Por fim, o pôster do Dia do Livro Vermelho do mês é de César Mosquera, ilustrador venezuelano e desenvolvedor web da comunidade Utopix. Sua obra de arte homenageia o Antimanual para o uso de marxistas, marxólogos e marxianos de Ludovico Silva (1937-1998). Em sua introdução, escrita em Caracas em 1974, Silva defende uma leitura não dogmática do marxismo, afirmando que, no contexto latino-americano, há aqueles que, “com um conhecimento sur le vif [tirado da vida] de Marx, tomam as categorias clássicas e as fazem ressoar ao ritmo dos terremotos das montanhas andinas”.

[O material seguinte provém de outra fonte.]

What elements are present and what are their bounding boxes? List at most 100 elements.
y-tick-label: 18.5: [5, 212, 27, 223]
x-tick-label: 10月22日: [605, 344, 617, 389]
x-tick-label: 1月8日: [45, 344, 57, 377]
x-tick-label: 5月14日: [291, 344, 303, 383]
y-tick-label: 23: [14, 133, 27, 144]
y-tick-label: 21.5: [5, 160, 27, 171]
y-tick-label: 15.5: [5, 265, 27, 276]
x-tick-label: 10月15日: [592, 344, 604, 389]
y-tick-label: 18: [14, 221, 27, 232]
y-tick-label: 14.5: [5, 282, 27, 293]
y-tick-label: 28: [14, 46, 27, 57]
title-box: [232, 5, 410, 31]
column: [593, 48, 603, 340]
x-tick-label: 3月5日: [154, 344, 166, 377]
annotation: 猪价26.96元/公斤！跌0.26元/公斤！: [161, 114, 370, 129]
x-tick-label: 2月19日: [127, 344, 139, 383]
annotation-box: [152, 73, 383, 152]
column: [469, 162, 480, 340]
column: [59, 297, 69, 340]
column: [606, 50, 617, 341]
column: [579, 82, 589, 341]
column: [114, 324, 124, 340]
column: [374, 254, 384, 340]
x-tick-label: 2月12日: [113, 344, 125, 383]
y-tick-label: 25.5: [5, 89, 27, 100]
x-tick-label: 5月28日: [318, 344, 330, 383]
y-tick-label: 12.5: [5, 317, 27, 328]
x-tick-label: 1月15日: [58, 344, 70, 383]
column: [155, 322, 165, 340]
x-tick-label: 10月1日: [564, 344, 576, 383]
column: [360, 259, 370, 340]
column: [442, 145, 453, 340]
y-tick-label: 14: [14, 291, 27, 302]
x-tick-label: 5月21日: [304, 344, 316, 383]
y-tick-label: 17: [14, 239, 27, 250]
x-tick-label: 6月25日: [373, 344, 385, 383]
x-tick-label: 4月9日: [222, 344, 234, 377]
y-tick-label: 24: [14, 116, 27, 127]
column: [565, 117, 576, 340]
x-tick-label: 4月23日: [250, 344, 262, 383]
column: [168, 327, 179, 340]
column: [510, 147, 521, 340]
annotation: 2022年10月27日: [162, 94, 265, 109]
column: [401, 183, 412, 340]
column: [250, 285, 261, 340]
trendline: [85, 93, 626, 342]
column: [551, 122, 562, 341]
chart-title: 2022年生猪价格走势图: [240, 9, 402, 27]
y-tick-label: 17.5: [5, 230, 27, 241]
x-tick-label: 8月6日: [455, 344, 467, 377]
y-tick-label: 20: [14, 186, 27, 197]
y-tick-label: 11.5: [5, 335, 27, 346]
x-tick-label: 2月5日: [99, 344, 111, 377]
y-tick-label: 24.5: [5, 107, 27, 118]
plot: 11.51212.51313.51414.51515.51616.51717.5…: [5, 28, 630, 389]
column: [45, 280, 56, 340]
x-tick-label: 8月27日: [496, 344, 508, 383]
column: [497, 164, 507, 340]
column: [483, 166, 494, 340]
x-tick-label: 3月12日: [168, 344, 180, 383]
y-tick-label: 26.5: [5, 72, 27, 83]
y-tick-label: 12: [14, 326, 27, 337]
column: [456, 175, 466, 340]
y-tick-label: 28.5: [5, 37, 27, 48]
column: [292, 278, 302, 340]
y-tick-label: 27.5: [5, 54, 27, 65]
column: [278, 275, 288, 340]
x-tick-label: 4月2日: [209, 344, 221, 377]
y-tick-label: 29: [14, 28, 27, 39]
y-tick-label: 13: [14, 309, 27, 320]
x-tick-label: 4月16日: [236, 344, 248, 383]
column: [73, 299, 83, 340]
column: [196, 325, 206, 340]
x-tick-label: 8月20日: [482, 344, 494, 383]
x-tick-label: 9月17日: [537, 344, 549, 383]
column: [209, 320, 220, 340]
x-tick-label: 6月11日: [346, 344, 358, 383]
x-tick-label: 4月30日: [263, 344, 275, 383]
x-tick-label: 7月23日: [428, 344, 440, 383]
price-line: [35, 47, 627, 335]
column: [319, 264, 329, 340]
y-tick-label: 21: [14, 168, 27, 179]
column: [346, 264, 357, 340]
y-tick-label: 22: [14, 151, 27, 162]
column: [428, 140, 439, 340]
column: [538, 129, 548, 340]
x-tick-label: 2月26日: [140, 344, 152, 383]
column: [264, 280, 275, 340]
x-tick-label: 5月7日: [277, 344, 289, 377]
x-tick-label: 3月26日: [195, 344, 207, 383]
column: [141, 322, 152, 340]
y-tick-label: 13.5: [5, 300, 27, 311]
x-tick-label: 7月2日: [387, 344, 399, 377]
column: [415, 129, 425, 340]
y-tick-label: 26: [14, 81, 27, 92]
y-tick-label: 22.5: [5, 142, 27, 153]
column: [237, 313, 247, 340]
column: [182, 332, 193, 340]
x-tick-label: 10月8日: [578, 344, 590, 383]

Em todo o Terceiro Mundo, de Telegana às montanhas andinas, gerações de comunistas fizeram exatamente isso, aplicando e adaptando o marxismo às histórias e realidades locais. “Dessa forma”, escreveu Silva, “podemos superar Marx, (…) inventando conceitos e categorias que ele teria criado se tivesse vivido em nosso século”.
Cordialmente,
Tings Chak
Diretora de arte do Instituto Tricontinental de Pesquisa Social.